The other keiso, the youngest of the three, said in a light, bantering tone, “Meadowbell has a keisonne, my lord, so all other men must be wary lest she break their hearts! Now, I am still free. My name is Featherreed.” She looked at Taudde through down-swept lashes. “You are from Miskiannes? How exciting! Is it true snow never falls in Miskiannes? Do flowers bloom all through the winter?”
This keiso was as tall and slender as her namesake, fine-boned, with delicate features and a graceful way of moving. Her hair, golden as wheat, was pinned up with small ivory combs. Birds as golden as her hair flew in a spiral from throat to waist around her overrobe.

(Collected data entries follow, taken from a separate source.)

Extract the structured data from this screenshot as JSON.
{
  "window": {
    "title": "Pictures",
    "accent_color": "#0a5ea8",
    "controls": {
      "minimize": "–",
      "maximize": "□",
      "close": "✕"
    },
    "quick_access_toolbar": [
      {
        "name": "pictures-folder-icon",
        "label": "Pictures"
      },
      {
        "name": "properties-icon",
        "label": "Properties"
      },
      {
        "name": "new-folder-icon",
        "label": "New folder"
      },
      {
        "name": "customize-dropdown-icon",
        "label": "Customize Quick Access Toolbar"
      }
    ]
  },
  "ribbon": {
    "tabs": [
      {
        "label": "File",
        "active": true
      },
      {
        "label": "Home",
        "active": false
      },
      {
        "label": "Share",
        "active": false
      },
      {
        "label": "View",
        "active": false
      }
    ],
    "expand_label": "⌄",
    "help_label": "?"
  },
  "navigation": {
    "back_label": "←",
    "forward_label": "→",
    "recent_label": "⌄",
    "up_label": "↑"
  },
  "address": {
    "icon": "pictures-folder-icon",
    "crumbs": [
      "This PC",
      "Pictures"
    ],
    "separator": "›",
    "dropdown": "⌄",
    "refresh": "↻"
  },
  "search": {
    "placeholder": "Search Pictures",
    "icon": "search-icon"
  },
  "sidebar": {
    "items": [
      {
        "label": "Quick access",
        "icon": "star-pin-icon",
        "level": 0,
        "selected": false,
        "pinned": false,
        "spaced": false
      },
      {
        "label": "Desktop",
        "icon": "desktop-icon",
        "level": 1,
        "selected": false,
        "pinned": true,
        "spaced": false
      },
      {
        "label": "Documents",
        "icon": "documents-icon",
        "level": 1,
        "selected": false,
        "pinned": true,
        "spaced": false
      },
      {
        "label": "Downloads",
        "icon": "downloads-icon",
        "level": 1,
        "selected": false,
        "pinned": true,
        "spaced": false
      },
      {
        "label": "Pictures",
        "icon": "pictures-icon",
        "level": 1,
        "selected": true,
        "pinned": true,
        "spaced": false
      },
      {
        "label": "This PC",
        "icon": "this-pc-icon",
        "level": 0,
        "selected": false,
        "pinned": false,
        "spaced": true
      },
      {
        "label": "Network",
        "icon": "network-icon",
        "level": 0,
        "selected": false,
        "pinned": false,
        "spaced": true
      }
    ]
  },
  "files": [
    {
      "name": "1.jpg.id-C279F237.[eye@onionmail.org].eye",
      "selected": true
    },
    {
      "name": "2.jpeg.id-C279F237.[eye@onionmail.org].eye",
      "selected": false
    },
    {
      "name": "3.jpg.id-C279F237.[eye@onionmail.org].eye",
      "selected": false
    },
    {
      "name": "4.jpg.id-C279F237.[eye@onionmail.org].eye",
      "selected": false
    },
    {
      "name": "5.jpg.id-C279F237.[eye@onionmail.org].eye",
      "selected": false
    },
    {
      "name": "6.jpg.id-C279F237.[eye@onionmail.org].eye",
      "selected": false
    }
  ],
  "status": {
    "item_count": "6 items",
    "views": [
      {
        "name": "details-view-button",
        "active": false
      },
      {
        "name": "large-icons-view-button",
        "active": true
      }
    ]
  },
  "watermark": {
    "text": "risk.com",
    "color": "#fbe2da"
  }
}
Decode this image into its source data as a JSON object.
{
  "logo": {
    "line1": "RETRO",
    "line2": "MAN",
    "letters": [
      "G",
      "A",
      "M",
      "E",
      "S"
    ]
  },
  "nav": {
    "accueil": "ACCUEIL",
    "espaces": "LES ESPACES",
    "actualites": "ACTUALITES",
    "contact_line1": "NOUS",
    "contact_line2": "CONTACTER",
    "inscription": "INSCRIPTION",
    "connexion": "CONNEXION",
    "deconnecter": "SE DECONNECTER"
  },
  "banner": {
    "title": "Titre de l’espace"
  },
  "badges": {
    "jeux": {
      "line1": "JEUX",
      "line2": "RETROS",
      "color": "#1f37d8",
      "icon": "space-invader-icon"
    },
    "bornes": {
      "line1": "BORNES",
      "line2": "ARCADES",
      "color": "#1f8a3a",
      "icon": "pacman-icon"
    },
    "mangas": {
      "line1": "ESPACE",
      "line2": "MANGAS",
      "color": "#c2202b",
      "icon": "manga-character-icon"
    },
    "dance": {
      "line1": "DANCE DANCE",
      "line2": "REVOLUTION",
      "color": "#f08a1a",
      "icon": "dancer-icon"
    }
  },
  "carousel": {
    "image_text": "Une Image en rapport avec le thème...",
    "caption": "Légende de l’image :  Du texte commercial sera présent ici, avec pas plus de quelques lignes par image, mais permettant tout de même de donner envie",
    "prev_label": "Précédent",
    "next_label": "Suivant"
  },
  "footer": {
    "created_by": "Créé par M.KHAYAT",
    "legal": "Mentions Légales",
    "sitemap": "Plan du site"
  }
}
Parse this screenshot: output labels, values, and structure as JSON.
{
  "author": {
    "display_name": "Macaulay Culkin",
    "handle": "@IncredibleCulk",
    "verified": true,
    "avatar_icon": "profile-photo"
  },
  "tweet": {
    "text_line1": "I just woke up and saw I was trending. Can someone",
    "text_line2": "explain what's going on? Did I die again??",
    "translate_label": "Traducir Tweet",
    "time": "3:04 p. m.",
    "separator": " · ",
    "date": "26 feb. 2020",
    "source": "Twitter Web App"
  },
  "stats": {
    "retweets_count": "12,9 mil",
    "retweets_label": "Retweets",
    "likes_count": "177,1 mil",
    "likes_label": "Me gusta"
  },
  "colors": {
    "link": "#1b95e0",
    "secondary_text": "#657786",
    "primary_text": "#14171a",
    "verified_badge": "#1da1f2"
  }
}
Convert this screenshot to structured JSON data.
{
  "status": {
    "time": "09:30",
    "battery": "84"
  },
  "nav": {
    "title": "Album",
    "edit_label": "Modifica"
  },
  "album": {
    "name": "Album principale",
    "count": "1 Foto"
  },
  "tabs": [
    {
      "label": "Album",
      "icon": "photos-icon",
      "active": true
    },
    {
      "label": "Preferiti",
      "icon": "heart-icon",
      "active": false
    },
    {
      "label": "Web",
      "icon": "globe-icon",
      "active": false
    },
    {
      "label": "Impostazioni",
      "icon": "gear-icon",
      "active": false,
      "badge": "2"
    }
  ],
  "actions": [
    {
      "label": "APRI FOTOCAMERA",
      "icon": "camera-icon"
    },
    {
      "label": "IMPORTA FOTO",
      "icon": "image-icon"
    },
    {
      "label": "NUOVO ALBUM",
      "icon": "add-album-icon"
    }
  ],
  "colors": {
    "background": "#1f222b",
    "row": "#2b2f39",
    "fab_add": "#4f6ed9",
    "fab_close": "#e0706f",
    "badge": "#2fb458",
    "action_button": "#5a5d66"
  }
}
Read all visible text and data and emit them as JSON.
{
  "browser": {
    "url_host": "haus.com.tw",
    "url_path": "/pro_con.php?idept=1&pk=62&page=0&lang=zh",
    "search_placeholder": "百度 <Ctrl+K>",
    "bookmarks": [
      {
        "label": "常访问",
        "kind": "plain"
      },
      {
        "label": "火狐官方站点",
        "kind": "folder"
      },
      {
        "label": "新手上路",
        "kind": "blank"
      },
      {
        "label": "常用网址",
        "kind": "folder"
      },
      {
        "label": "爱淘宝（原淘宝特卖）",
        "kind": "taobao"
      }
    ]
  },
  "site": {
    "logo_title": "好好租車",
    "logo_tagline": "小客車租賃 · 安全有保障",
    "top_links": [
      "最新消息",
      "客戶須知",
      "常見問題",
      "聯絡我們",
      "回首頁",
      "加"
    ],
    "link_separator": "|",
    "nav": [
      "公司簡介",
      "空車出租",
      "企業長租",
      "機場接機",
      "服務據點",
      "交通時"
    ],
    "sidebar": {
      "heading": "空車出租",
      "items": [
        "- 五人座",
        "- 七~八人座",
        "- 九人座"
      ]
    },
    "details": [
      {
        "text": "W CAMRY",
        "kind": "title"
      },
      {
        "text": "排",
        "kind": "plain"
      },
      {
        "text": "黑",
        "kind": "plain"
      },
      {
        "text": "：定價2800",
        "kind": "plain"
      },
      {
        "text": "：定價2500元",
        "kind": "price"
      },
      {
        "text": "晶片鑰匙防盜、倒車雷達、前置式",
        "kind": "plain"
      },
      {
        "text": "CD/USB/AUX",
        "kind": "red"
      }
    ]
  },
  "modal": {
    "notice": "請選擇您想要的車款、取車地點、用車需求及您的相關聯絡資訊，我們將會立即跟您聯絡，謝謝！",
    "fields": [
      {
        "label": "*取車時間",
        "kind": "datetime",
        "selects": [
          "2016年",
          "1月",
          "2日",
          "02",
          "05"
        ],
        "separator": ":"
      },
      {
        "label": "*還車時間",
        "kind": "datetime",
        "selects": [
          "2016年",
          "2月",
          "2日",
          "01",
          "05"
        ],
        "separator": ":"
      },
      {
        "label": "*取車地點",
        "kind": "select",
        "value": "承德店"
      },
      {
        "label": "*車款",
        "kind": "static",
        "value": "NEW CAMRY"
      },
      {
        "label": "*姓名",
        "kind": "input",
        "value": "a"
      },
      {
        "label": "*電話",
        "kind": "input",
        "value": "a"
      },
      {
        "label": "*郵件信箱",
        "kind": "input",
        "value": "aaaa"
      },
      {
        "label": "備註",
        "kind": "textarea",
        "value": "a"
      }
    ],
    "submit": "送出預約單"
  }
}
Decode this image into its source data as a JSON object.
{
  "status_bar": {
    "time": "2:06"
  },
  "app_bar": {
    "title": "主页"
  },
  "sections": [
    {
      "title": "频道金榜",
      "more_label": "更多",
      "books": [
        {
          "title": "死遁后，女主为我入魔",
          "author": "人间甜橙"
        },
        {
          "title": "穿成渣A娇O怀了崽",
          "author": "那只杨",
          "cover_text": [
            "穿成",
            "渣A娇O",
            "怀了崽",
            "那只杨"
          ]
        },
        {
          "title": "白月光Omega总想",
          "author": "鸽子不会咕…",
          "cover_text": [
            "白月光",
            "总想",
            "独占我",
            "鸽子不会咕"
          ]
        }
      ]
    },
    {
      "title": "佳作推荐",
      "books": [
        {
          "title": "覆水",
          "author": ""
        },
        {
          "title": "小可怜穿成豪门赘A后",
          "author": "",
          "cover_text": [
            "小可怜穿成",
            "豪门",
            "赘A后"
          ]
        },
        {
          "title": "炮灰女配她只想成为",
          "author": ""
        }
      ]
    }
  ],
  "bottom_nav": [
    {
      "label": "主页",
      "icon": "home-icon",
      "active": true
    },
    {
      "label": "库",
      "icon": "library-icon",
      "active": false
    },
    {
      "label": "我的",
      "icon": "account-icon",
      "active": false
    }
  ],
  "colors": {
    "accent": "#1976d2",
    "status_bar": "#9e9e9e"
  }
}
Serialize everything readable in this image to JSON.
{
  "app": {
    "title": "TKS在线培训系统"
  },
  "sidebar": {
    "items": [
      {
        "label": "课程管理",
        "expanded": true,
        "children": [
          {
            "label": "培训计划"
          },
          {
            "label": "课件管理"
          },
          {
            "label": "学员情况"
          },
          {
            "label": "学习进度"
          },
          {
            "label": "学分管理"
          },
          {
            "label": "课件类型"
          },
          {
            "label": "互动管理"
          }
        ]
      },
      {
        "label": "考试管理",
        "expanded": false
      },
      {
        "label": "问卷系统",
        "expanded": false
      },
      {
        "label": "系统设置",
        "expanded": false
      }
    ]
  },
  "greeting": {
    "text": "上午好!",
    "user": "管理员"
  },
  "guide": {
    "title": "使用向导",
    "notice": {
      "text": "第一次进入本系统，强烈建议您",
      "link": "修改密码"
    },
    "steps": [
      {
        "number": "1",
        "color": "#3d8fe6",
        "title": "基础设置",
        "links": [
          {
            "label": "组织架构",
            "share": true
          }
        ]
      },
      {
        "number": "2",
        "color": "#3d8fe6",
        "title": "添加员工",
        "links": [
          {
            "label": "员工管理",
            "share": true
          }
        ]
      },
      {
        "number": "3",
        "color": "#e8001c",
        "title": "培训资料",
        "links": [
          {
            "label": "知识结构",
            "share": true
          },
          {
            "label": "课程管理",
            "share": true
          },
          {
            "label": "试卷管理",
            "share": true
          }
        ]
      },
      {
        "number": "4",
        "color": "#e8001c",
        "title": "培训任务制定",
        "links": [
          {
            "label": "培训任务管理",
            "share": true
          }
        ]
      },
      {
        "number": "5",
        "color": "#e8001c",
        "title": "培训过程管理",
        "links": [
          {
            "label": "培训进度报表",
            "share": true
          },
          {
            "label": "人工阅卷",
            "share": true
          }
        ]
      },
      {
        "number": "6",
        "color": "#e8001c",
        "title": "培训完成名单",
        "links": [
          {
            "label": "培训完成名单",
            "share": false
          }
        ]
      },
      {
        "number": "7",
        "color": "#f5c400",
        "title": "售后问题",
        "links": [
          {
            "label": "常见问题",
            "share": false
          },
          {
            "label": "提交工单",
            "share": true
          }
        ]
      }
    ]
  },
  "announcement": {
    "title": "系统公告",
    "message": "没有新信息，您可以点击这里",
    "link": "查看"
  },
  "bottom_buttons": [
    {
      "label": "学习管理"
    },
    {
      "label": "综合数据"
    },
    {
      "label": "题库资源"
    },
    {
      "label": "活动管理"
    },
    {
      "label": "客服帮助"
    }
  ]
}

“It snowed at my uncle’s house once when I was very young,” Taudde told her. This was even true. “We thought it very pretty, but the snow did wilt the winter lilies, which would otherwise have bloomed straight through until spring.”
“So an unexpected snow may rob us untimely of our last blooms,” Miennes said, smiling warmly around at the keiso. “But in Lonne, of course, we are fortunate to have other flowers we may cherish while we wait for spring.”
“A sharp winter is perhaps the price Lonne pays for possessing the greatest and most splendid mountains in the world,” remarked Taudde, though in fact he thought the stark mountains of Kalches more beautiful. He wished, suddenly and intensely, that he was home among his own mountains now, but hoped that long practice kept this yearning from showing in his face.
“Ah, Kerre Maraddras!” said Koriadde. “I tried to climb it once, you know.”
The prince, accepting a tall slender glass of straw-pale wine from Featherreed, turned his head at this. “Did you? I didn’t know that. How far did you get?”
“Hardly past the first shoulder,” Koriadde replied. “I was young and foolish and had neglected to wear spiked boots. Fortunately, you will say. I hardly like to think of the mountain’s response, had I had the temerity to lay a hand on the stone of his face.”
“We should have been robbed of the pleasure of your company,” agreed the prince. He had relaxed visibly and now lounged comfortably back on one elbow, holding his glass of wine with his other hand. “I went up Kerre Taum once, where the rock is broken, beside the waterfall.”